I recognize that a great many people genuinely do get excited every four years at the opportunity to see their top athletes in competition against the world’s best. But this farce of ‘Olympic spirit’ has surely gone on long enough.
The notion of ‘amateur’ athletes died years ago, and the sight of multi-millionaire Team USA basketball players secreted away from other Olympic Village athletes into their own luxury hotel accommodations has done little to quell that reality. Olympic spirit was never at play during the boycotts that beset Cold War-era Olympics, or in the tragedy of Munich, or in the corrupt behind-the-scenes briberies and inducements that lead to so many cities being chosen as Olympic hosts in the first place. And exactly how many drug cheats do we need ejected from competition until we finally recognize that notions of fair and healthy competition were dead long before we first spotted female East German athletes looking like extras from a Mr. Universe event?
Corporations litter the grim Olympic landscape with billboards and airbrushed, smiling faces, while host cities often take decades to recover from the financial costs that a Games has heaped upon them. For every genuinely inspiring moment my a non-winning athlete from a fringe sporting nation, television broadcasters outshine those achievements with news of gold, gold and more gold by heavily sponsored, multi-coached athletes contributing to their nation’s push for the false glory of dominating that all-important ‘medal tally’.
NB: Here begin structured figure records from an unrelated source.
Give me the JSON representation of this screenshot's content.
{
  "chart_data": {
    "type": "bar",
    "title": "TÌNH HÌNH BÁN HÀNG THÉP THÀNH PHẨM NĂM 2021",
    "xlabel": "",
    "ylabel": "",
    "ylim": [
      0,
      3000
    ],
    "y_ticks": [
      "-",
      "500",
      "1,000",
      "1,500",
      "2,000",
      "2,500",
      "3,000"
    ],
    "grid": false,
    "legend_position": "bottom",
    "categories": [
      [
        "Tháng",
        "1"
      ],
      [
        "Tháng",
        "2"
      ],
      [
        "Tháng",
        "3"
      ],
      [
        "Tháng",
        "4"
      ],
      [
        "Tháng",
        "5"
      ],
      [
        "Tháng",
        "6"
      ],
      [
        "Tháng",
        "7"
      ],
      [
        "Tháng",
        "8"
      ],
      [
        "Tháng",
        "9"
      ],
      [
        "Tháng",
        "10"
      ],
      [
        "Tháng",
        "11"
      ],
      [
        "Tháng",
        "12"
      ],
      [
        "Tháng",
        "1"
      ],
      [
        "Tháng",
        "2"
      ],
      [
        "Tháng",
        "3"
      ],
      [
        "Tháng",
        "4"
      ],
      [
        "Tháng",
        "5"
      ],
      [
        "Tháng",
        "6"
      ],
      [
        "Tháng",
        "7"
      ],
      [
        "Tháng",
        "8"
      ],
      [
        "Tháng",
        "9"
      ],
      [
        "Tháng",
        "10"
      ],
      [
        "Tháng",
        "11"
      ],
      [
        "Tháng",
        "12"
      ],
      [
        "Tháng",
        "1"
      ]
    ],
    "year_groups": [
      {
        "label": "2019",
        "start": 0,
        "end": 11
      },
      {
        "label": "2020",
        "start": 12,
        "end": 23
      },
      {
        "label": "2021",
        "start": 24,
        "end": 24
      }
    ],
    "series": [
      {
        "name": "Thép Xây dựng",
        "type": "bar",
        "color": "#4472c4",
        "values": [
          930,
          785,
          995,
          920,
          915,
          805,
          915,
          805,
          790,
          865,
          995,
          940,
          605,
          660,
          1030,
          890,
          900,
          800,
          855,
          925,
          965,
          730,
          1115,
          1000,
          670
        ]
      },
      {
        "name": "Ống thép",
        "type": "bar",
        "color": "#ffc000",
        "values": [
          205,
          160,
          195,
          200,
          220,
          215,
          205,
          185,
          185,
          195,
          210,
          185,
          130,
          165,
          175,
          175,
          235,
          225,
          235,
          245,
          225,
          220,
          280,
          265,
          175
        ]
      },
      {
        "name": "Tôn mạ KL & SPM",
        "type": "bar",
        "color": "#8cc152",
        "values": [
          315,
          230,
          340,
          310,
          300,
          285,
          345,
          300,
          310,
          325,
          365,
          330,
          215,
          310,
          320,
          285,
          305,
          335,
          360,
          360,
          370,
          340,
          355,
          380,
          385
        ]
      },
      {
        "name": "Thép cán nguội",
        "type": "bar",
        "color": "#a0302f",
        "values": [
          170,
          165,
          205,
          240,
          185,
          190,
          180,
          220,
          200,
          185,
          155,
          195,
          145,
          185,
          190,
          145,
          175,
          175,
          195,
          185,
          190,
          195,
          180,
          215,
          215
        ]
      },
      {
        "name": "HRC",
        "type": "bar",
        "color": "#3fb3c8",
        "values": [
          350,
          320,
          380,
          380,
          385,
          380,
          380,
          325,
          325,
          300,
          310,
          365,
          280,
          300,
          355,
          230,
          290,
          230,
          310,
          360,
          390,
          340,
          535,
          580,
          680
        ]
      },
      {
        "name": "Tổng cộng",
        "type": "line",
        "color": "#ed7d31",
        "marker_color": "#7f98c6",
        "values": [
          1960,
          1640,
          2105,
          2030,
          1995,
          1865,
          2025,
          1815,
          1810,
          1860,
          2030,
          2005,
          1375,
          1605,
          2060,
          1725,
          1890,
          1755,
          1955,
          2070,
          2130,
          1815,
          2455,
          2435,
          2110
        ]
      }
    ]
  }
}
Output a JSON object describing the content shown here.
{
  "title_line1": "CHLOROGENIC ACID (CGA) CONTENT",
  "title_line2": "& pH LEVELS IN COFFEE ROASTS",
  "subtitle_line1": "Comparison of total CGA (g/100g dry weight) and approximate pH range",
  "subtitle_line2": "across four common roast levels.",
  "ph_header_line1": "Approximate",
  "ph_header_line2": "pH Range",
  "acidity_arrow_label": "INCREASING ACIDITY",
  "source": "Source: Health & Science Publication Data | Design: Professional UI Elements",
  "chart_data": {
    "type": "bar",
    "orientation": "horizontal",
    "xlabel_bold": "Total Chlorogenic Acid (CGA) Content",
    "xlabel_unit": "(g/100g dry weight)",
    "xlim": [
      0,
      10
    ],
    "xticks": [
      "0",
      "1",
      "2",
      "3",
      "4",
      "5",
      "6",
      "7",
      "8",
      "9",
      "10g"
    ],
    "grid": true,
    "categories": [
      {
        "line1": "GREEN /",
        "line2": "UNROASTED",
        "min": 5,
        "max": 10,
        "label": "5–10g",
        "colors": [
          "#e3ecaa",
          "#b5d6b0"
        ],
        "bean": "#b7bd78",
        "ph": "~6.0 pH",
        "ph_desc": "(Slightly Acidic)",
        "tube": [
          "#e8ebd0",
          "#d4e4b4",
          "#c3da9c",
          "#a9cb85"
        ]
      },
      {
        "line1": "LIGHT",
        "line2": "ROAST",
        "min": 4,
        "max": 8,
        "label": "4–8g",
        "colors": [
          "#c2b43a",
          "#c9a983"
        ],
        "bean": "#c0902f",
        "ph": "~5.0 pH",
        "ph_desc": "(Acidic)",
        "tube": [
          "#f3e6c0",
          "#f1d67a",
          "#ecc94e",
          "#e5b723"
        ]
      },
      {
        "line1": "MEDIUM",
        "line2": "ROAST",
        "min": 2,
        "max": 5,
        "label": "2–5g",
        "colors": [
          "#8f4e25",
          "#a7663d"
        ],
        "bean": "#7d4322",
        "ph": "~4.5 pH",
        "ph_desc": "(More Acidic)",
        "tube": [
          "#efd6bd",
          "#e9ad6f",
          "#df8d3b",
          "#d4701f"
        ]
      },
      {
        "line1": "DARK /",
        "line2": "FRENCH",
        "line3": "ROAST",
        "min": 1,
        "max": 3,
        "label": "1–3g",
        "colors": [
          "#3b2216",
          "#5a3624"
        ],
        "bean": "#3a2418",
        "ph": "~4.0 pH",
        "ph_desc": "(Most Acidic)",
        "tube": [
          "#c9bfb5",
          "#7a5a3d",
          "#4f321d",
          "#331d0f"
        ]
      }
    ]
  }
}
No, the Olympic ideals may have been borne from good intentions and a genuine, heartening sense of global goodwill in times past, but today I can’t see that spirit in any true, honest form. I choose to skip these London Olympics, thank you very much. I’d hazard a guess that I’ll see better examples of pure sportsmanship and spirit at my son’s local football game this weekend- albeit save for a few over-eager sideline-coach fathers. That’s an event I’ll gladly watch.